Co-author of the paper Cate Macinnis-Ng believes there is a huge need for more research to take climate change into account when it comes to conservation. “New Zealand needs to do more research in this space because there’s not enough information there to make good decisions.”
Recently, a team from the Biological Heritage National Science Challenge got together to look at where these research needs lie, creating a list of specific topics.
“Prioritising those was a real challenge because all of them could potentially be quite important, but we don’t actually know until we start looking into it” Cate says. “We all agreed that it was the exacerbating effects of climate change that were really important to understand.”
Due to Aotearoa’s changeable weather, native species tend to be quite resilient when it comes to a varying climate. However, it is the indirect threats of climate change that pose the most risk.
“The New Zealand biota have adapted to be able to deal with quite variable conditions” says Cate. Looking at the palaeoecological record shows that during environmental changes in the past, there were very few extinction events. While this research provides useful information, it is not quite as relevant today. “In the past we didn’t have habitat fragmentation, we didn’t have invasive species, we didn’t have all of these other exacerbating factors.”
As an island, Aotearoa’s flora and fauna are highly endemic and particularly vulnerable to extinction.

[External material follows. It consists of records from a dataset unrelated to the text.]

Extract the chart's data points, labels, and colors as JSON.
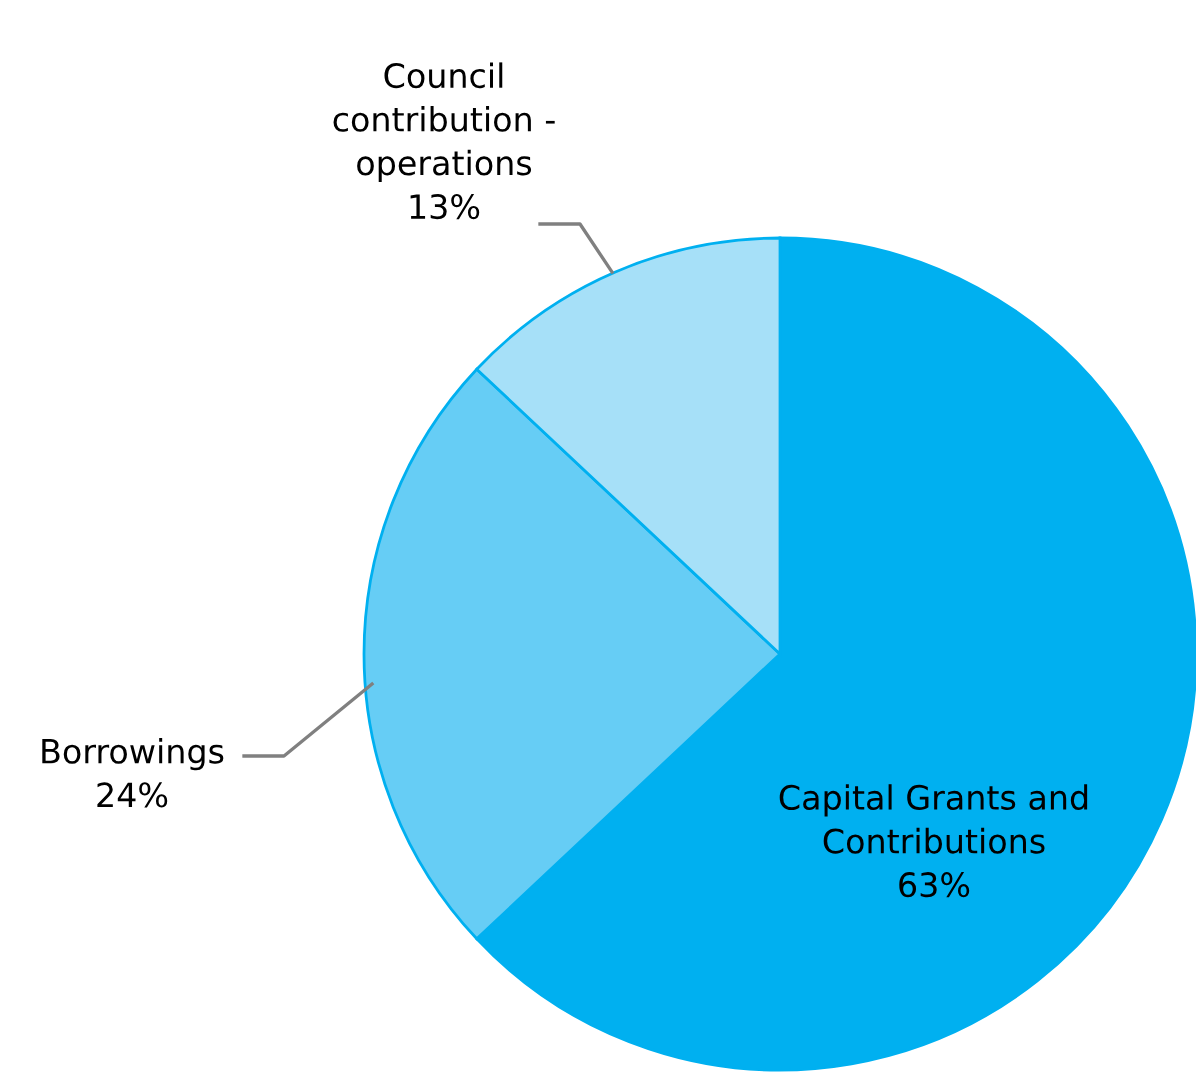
{
  "chart_data": {
    "type": "pie",
    "categories": [
      "Capital Grants and\nContributions",
      "Borrowings",
      "Council\ncontribution -\noperations"
    ],
    "values": [
      63,
      24,
      13
    ],
    "colors": [
      "#00b0f0",
      "#66cdf5",
      "#a6e0f8"
    ],
    "value_labels": [
      "63%",
      "24%",
      "13%"
    ]
  }
}
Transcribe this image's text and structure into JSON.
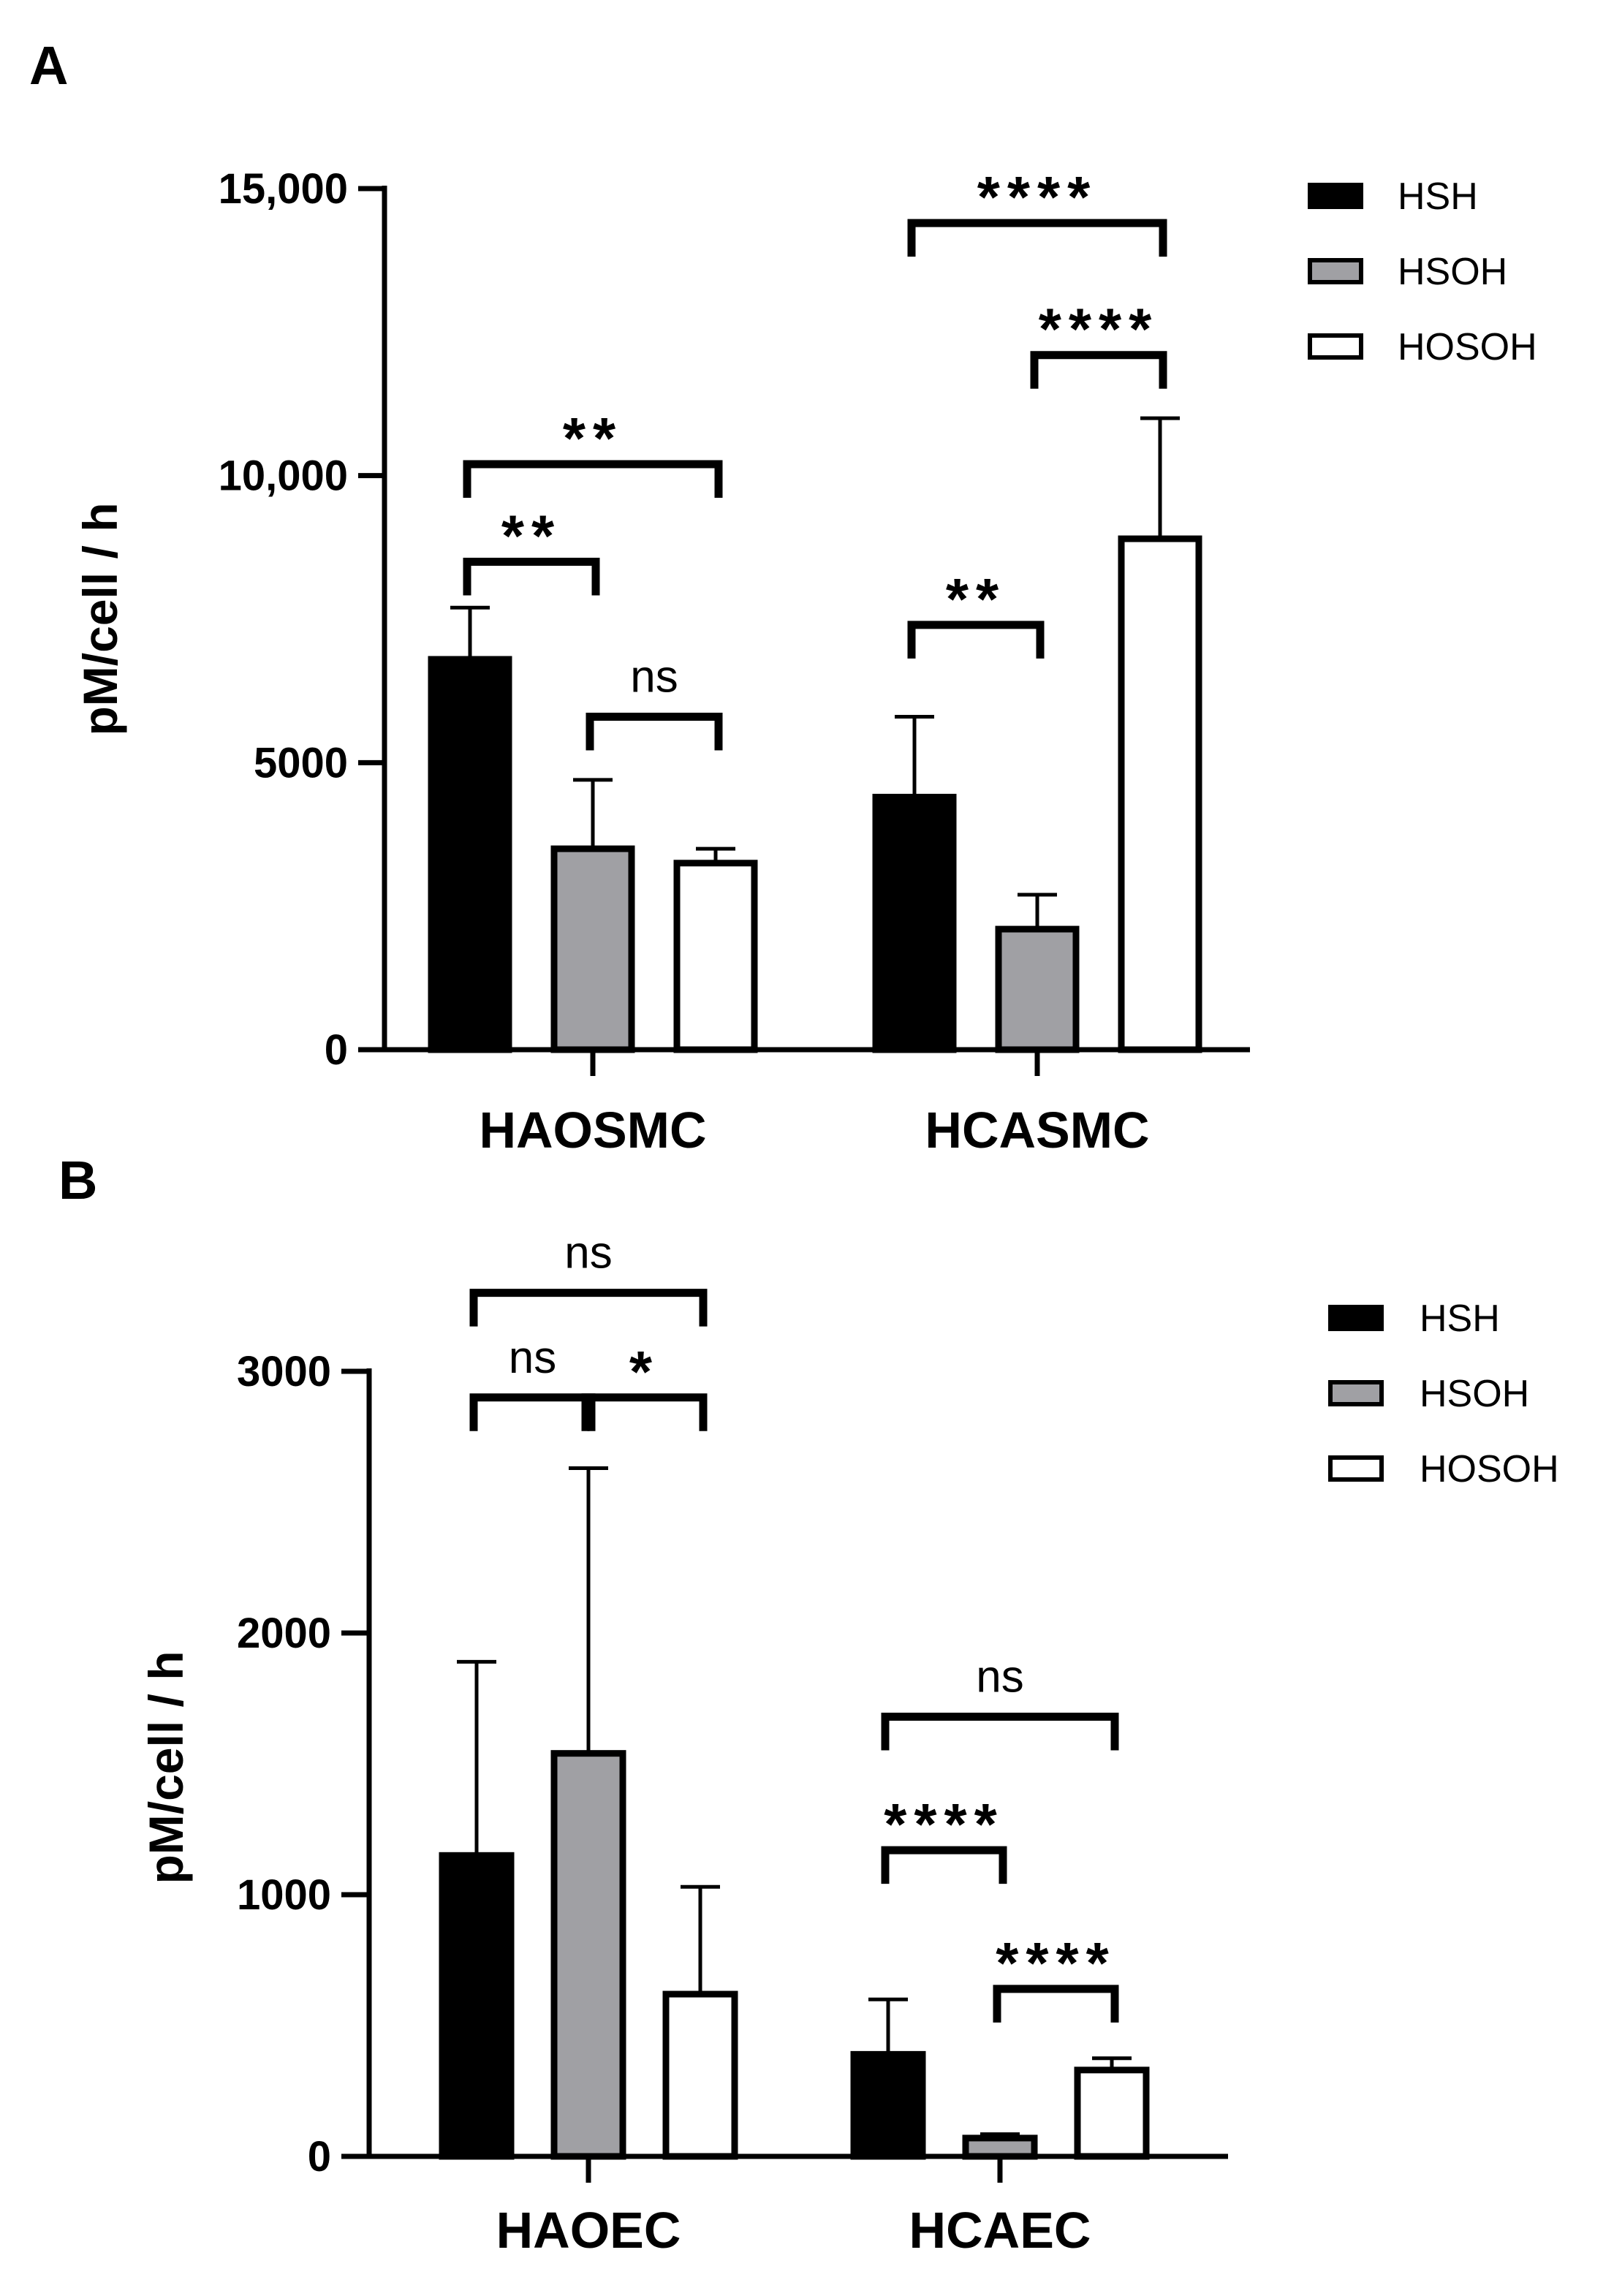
{
  "chart_data": [
    {
      "type": "bar",
      "panel": "A",
      "ylabel": "pM/cell / h",
      "ylim": [
        0,
        15000
      ],
      "yticks": [
        0,
        5000,
        10000,
        15000
      ],
      "ytick_labels": [
        "0",
        "5000",
        "10,000",
        "15,000"
      ],
      "categories": [
        "HAOSMC",
        "HCASMC"
      ],
      "legend_position": "top-right",
      "series": [
        {
          "name": "HSH",
          "fill": "#000000",
          "values": [
            6800,
            4400
          ],
          "errors": [
            900,
            1400
          ]
        },
        {
          "name": "HSOH",
          "fill": "#a0a0a4",
          "values": [
            3500,
            2100
          ],
          "errors": [
            1200,
            600
          ]
        },
        {
          "name": "HOSOH",
          "fill": "#ffffff",
          "values": [
            3250,
            8900
          ],
          "errors": [
            250,
            2100
          ]
        }
      ],
      "comparisons": [
        {
          "group": 0,
          "a": 0,
          "b": 2,
          "label": "**",
          "y": 10200
        },
        {
          "group": 0,
          "a": 0,
          "b": 1,
          "label": "**",
          "y": 8500
        },
        {
          "group": 0,
          "a": 1,
          "b": 2,
          "label": "ns",
          "y": 5800
        },
        {
          "group": 1,
          "a": 0,
          "b": 2,
          "label": "****",
          "y": 14400
        },
        {
          "group": 1,
          "a": 1,
          "b": 2,
          "label": "****",
          "y": 12100
        },
        {
          "group": 1,
          "a": 0,
          "b": 1,
          "label": "**",
          "y": 7400
        }
      ]
    },
    {
      "type": "bar",
      "panel": "B",
      "ylabel": "pM/cell / h",
      "ylim": [
        0,
        3000
      ],
      "yticks": [
        0,
        1000,
        2000,
        3000
      ],
      "ytick_labels": [
        "0",
        "1000",
        "2000",
        "3000"
      ],
      "categories": [
        "HAOEC",
        "HCAEC"
      ],
      "legend_position": "top-right",
      "series": [
        {
          "name": "HSH",
          "fill": "#000000",
          "values": [
            1150,
            390
          ],
          "errors": [
            740,
            210
          ]
        },
        {
          "name": "HSOH",
          "fill": "#a0a0a4",
          "values": [
            1540,
            70
          ],
          "errors": [
            1090,
            15
          ]
        },
        {
          "name": "HOSOH",
          "fill": "#ffffff",
          "values": [
            620,
            330
          ],
          "errors": [
            410,
            45
          ]
        }
      ],
      "comparisons": [
        {
          "group": 0,
          "a": 0,
          "b": 2,
          "label": "ns",
          "y": 3300
        },
        {
          "group": 0,
          "a": 0,
          "b": 1,
          "label": "ns",
          "y": 2900
        },
        {
          "group": 0,
          "a": 1,
          "b": 2,
          "label": "*",
          "y": 2900
        },
        {
          "group": 1,
          "a": 0,
          "b": 2,
          "label": "ns",
          "y": 1680
        },
        {
          "group": 1,
          "a": 0,
          "b": 1,
          "label": "****",
          "y": 1170
        },
        {
          "group": 1,
          "a": 1,
          "b": 2,
          "label": "****",
          "y": 640
        }
      ]
    }
  ]
}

With higher temperatures, invasive pests will likely benefit from expanded range and prolific breeding seasons. Increases in severe weather events, forest fires and sea level rise will worsen habitat loss, compounding the detrimental impacts to our native species.
These potential impacts will have major negative effects on the availability of crucial resources to indigenous communities, such as mahinga kai. “We need to be putting the impacts on indigenous communities and culture at the forefront” says Cate. Without incorporating climate change into our conservation management plans, we run the risk of losing the progress we are making at protecting our biological heritage.